3. Slade In Flame (1974)

“Almost Slade’s swan-song so far as the UK album charts were concerned, “Slade in Flame” is a pretty good album soundtrack to a pretty good movie which when it was released sadly evidenced their fall from commercial grace. This is a pretty solid set of typical Slade boogie-fare, leavened by the two best songs they ever wrote, the singles “Far Far Away”, a rousing yet affecting traveller’s lament and especially the elegiac (honest) “How Does It Feel”, with its serious, thoughtful lyric and haunting piano motif deliberately reminiscent of the “…coming to take you away” fade to “Magical Mystery Tour”. Just a shame they didn’t build on these advances from here on but you’d settle for these two tunes in your catalogue any day of the week.”

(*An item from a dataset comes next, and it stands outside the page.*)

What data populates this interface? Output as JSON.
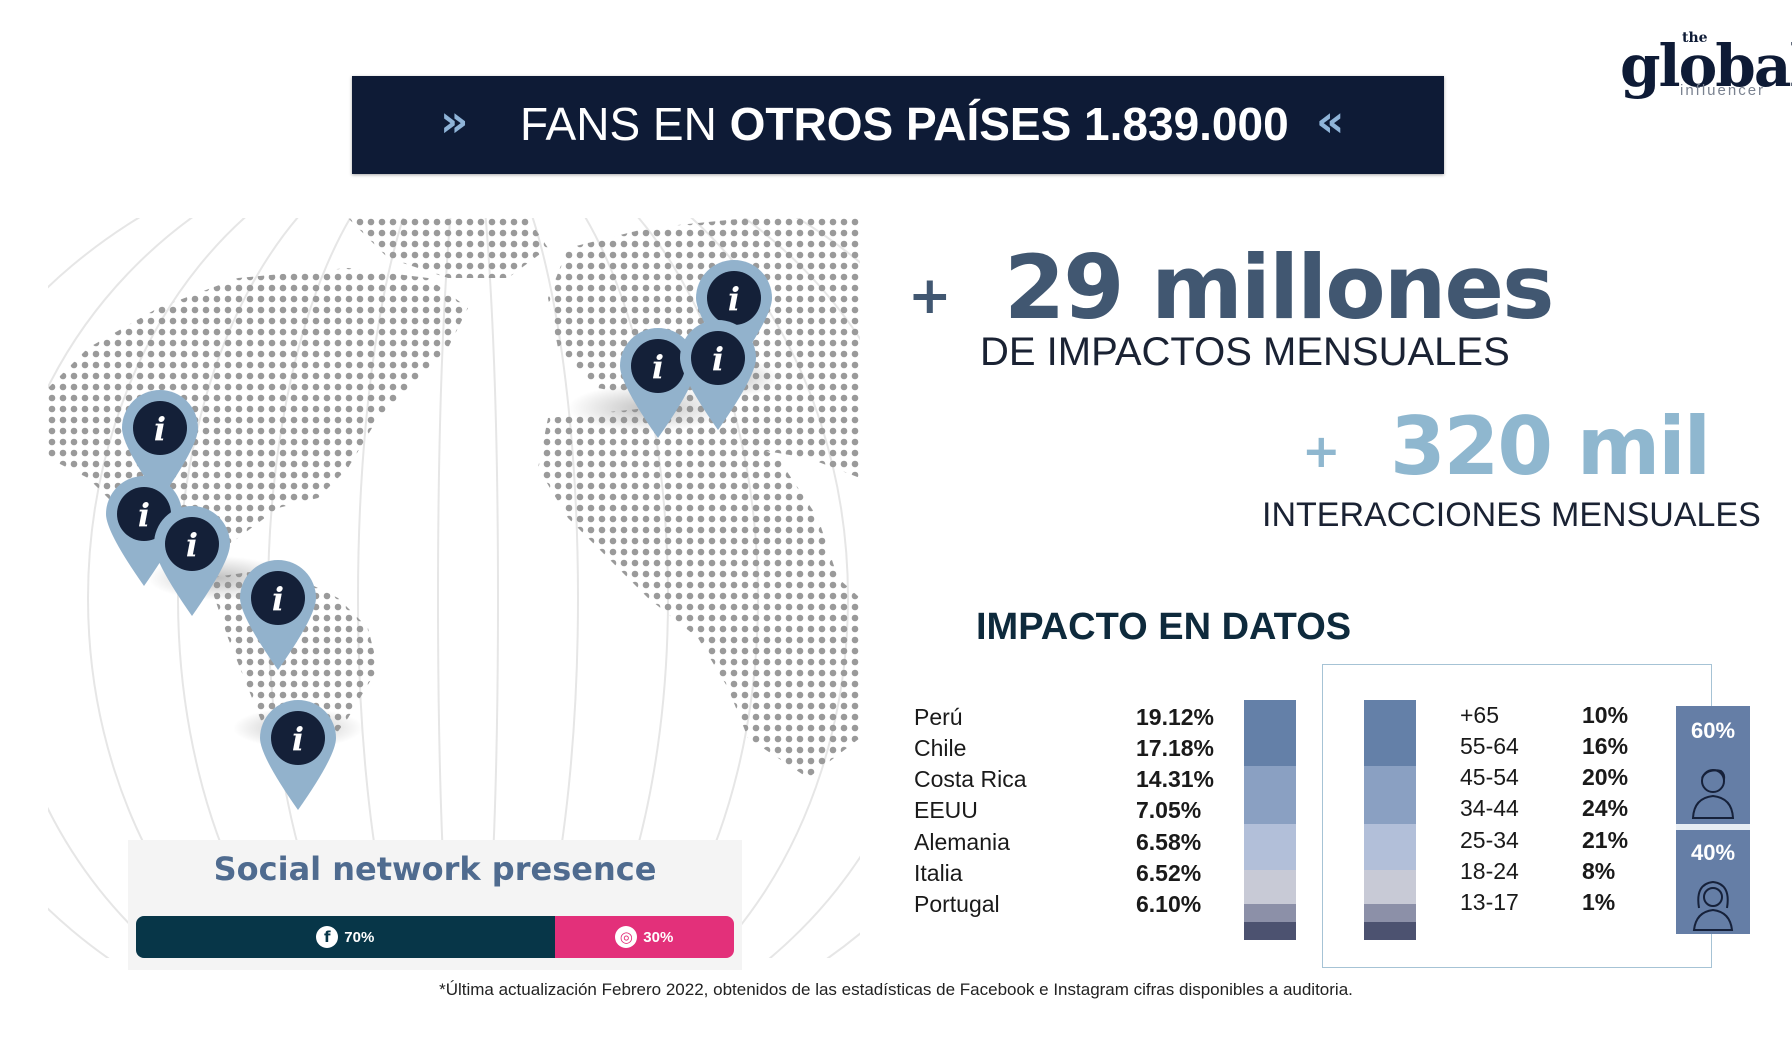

2. The Amazing Kamikaze Syndrome (1983)

“This album had a couple of major hits, namely “Run runaway” and “My oh my”, both of witch I had heard several times before, but never knew witch band it was. They are both way overplayed in my opinion, and becomes tracks worth skipping when I listen trough this record. They are not really bad, but as I have already mentioned, the longevity of these tracks are rather limited. The only thing about Slade (at least on this album) that goes somewhat against the mainstream, is the voice of singer Noddy Holder, as it is (at least some times) rather raw and mean. I mentioned Quiet Riot in the beginning of this review, and Noddy Holder sounds almost exactly the same as Kevin DuBrow from that band.”

1.Slayed? (1972)

” I have been listen to Slade, so I cannot give them low rating. Many of rockers have listen Aerosmith, so they would never rate them low. Slade are heroes of my generation, and it’s nothing for a shame. I remember how it sounded from my tape-recorder filled all around on a regular basis. Just Andy Slade not Andy Upit. It is silly to analyze Slayed, the music is simple while effective either. Love it or hate it. Wild and powerful stuff to make you happy and alive. I don’t care what are you thinking about this band and this output, but ‘Look at Last Nite’ and “Gudbuy Gudbye’ are the biggest songs for ages. Slade forever.”